What is the margin of error?
As I write this post, we’re a few weeks away from presidential elections in the United States. It’s a time of great anxiety, and a time where conversations about polling come into the collective zeitgeist. In the past few elections, trust in polls have somewhat decreased, with many calling out what seems to be an increase in error. But what do we mean by error? Are there different types of error? Can we learn anything about statistics by studying them? In this article, we’ll explore these questions.
The perfect poll — and the next best alternative
There are two major candidates running for the presidency of the United States this year: Donald Trump and Kamala Harris. So far, polls have shown a close race. But we know polls in previous races have been off, sometimes by quite a bit. It’s possible the current polls are too. But what would it take for us to have a poll without any error — a poll that could tell us with perfect certainty how every American would vote?

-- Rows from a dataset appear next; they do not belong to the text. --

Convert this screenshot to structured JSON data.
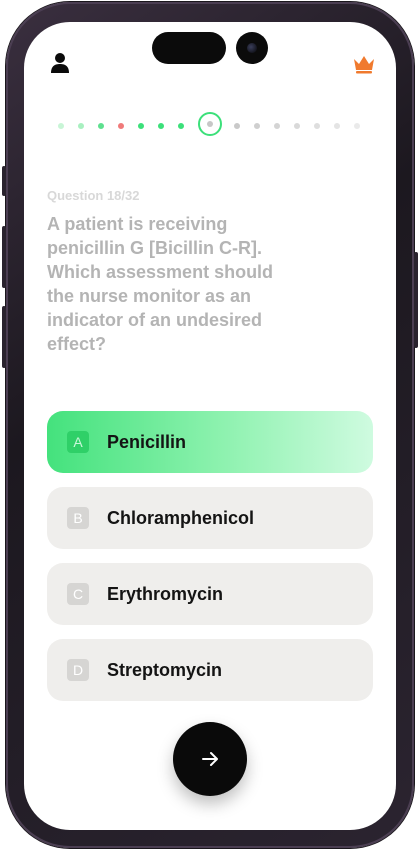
{
  "header": {
    "profile_icon": "user-icon",
    "premium_icon": "crown-icon",
    "premium_color": "#f07a2e"
  },
  "progress": {
    "current_index": 7,
    "dots": [
      {
        "state": "correct-faint",
        "color": "#c8f5d6"
      },
      {
        "state": "correct-faint",
        "color": "#a8f0c0"
      },
      {
        "state": "correct",
        "color": "#5ee08f"
      },
      {
        "state": "wrong",
        "color": "#f07a7a"
      },
      {
        "state": "correct",
        "color": "#3ce07a"
      },
      {
        "state": "correct",
        "color": "#3ce07a"
      },
      {
        "state": "correct",
        "color": "#3ce07a"
      },
      {
        "state": "current",
        "color": "#3ce07a"
      },
      {
        "state": "upcoming",
        "color": "#c9c9c9"
      },
      {
        "state": "upcoming",
        "color": "#cfcfcf"
      },
      {
        "state": "upcoming",
        "color": "#d4d4d4"
      },
      {
        "state": "upcoming",
        "color": "#d9d9d9"
      },
      {
        "state": "upcoming",
        "color": "#dedede"
      },
      {
        "state": "upcoming",
        "color": "#e4e4e4"
      },
      {
        "state": "upcoming",
        "color": "#eaeaea"
      }
    ]
  },
  "question": {
    "number_label": "Question 18/32",
    "text": "A patient is receiving penicillin G [Bicillin C-R]. Which assessment should the nurse monitor as an indicator of an undesired effect?"
  },
  "options": [
    {
      "letter": "A",
      "label": "Penicillin",
      "selected": true
    },
    {
      "letter": "B",
      "label": "Chloramphenicol",
      "selected": false
    },
    {
      "letter": "C",
      "label": "Erythromycin",
      "selected": false
    },
    {
      "letter": "D",
      "label": "Streptomycin",
      "selected": false
    }
  ],
  "next_button": {
    "icon": "arrow-right-icon"
  },
  "colors": {
    "accent_green": "#3ce07a",
    "option_bg": "#efeeec",
    "question_text": "#b4b4b4"
  }
}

Well, unfortunately there is only one way to get there — we would need to poll every single American that is going to vote. Millions of citizens, across fifty states. If we did manage to do that, we would have surveyed what we call in statistics the population. A poll that surveys the entire population, mathematically, would be a poll without statistical error; a poll that gives us perfect certainty. Alas, polling the entire population is both impractical and virtually impossible. Therefore, we must resort to the next best alternative: sampling the population. Doing so will allow us to retrieve a prediction, with the important caveat that we inherently accept a statistical margin of error; an imperfection. But how big is that margin of error? And before we go into that, you might even wonder — why does sampling even work at all?
Why does sampling work?
The field of statistics rests upon two important mathematical principles that make sampling work as well as it does. The first principle is the Law of the Large Numbers (LLN). It tells us that as the sample size increases, the sample average (mean) will get closer to the population average (mean). It helps to visualize this principle with an example.
Let’s pretend we want to estimate the average height of all 10,000 students in a school, but we only have access to a single classroom with 20 students. If we calculate the average height of the 20 students in that classroom as an estimate of the overall average, we would probably be pretty far off. But, what would happen if we had access to over 100 students across several classrooms? What about 2000 students across several floors? Indeed, the larger our sample size, the more our estimate for the average height approaches the true average height if we were to survey all 10,000 students:
The Law of the Large Numbers ensures this convergence is true, although it doesn’t tell us anything about how big our sample really needs to be to get there. That part, however, can be worked out through the second principle at hand — the Central Limit Theorem. This principle tells us to look at the distribution of each sample, in our case the classroom, and guarantees us that as our sample size grows larger, our distribution will look increasingly more like a normal distribution with a fixed shape. So let’s pretend each data point from the survey above is a sample and we now plot the mean of each sample in a histogram. This is what we’d have as the sample size increases:
The shape made by sampling a population and plotting the average values is what we would call the distribution of the sample means. Regardless of the shape of the actual distribution of everyone’s heights in the school, the Central Limit Theory guarantees us that the distribution of several samples from the population will approach a normal distribution and will yield a symmetrical shape. This is great news for us because this symmetry allows us to use all kinds of mathematical tools that we would otherwise not have. Those tools will be extremely important for our calculations.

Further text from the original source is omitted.